Libé : Lors de votre intervention au Forum de la paix en Normandie, vous avez soulevé l’enjeu vital de l’eau dans les relations internationales. Vous avez présenté le cas de la crise entre l’Egypte et l’Ethiopie. Cela menace-t-il la paix dans cette région africaine ?
Kabiné Komara : La question se pose dans plusieurs régions du monde. Quand il y a un problème mal réglé dès le début, cela peut soulever des réactions. De plus, dans le bassin du Nil, c’est l’Angleterre qui a fait ce partage unilatéral de l’eau dans la région. Les pays de cette région ont été colonisés dans le passé et aujourd’hui certains ne se sentent pas concernés par le partage fait par les Britanniques à l’époque coloniale. C’est le Soudan qui a réagi le premier. L’Angleterre a donc modifié son partage en donnant davantage d’eau au Soudan, mais cela avait touché d’autres pays de la région en amont.
Après l’indépendance de ces pays, chacun a commencé à réclamer plus de quantité d’eau. Ils ont créé une organisation des pays du Bassin du Nil mais sans avoir intégré l’Egypte qui n’a pas accepté les changements au niveau des quantités d’eau distribuées entre ces pays. Cette situation a bloqué les décisions et les autres pays ont évolué sans l’Egypte. L’Ethiopie est en train de s’allier avec de nombreux pays. Il n’y a pas de solution pour le moment. De plus, les études montrent que, dans quelques années, les quantités actuelles d’eau ne vont pas couvrir 60% des besoins de ces pays. Il faudra donc coopérer.
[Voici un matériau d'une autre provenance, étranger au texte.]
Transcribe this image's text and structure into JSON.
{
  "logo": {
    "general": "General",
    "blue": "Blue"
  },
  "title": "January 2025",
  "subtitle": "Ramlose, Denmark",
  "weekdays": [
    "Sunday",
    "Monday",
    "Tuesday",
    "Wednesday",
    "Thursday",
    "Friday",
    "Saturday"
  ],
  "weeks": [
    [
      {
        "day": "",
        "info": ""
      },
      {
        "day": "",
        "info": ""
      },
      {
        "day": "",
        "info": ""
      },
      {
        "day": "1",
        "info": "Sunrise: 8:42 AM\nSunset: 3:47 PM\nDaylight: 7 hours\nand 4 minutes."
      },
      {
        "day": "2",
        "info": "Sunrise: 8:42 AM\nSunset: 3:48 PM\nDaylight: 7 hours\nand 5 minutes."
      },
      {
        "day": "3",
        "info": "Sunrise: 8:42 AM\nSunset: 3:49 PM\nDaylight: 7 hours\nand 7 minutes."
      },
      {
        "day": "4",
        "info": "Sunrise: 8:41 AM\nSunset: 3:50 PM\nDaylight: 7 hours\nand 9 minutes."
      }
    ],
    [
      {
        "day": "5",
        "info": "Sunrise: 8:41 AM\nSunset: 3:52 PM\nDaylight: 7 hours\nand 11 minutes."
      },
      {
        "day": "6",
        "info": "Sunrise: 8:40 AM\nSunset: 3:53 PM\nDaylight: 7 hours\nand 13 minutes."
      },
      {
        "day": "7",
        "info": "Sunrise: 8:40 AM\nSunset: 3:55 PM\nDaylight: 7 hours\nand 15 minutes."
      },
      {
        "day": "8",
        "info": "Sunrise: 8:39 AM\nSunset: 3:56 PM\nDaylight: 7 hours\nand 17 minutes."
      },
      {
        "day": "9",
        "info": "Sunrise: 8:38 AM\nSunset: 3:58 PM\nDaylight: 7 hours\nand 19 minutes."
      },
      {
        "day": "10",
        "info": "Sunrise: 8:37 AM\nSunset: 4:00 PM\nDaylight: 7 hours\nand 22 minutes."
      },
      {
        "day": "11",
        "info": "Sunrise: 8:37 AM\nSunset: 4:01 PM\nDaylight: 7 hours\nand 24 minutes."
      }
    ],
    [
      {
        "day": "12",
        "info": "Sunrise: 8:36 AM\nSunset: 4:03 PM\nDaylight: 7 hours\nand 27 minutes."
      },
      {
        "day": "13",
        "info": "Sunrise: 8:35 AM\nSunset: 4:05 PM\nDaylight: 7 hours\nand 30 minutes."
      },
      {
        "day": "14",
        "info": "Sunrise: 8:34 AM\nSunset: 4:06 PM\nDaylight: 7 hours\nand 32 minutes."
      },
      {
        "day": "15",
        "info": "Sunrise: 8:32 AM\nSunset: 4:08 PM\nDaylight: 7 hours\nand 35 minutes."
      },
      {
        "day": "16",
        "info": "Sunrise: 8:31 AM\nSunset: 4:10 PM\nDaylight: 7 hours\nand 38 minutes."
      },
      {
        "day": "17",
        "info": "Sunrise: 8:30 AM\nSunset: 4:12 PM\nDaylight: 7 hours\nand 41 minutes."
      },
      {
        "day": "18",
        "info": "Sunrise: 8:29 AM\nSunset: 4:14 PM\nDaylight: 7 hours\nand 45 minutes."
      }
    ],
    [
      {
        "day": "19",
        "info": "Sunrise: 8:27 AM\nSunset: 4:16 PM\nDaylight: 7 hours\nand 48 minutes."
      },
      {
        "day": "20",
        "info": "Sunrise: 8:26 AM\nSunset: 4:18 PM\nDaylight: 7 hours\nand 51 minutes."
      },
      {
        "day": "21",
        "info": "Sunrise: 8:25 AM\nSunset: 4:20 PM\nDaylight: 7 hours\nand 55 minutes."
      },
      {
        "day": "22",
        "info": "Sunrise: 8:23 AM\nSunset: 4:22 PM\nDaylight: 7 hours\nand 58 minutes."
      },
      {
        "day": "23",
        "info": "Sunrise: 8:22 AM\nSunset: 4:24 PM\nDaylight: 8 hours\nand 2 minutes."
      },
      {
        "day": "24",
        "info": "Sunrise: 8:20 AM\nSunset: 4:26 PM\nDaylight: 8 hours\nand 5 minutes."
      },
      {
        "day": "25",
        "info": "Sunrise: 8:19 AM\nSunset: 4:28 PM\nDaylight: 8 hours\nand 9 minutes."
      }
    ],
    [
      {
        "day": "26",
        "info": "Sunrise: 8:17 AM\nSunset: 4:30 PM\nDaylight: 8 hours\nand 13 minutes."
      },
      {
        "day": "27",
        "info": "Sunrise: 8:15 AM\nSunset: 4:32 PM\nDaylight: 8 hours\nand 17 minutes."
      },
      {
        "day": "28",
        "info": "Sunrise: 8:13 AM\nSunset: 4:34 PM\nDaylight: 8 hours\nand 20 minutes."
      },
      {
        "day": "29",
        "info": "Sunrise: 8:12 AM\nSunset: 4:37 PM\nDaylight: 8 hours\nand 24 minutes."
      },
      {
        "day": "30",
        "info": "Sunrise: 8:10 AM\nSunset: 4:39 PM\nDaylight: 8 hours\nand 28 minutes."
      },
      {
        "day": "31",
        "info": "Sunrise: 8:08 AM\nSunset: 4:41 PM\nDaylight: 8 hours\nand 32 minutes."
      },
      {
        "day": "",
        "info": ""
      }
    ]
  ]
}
Y a-t-il un danger de conflit dans la région du Bassin du Nil ?
Pour le moment, il y a beaucoup d’initiatives dans la région pour l’éviter. Le président égyptien est allé en Ouganda l’année dernière afin que ce pays joue le rôle de médiateur entre les pays du Bassin du Nil. Il y a d’autres initiatives comme celle de la Banque mondiale qui a fait des études. Des projets se mettent en place mais la solidarité fait défaut entre les pays du Bassin du Nil.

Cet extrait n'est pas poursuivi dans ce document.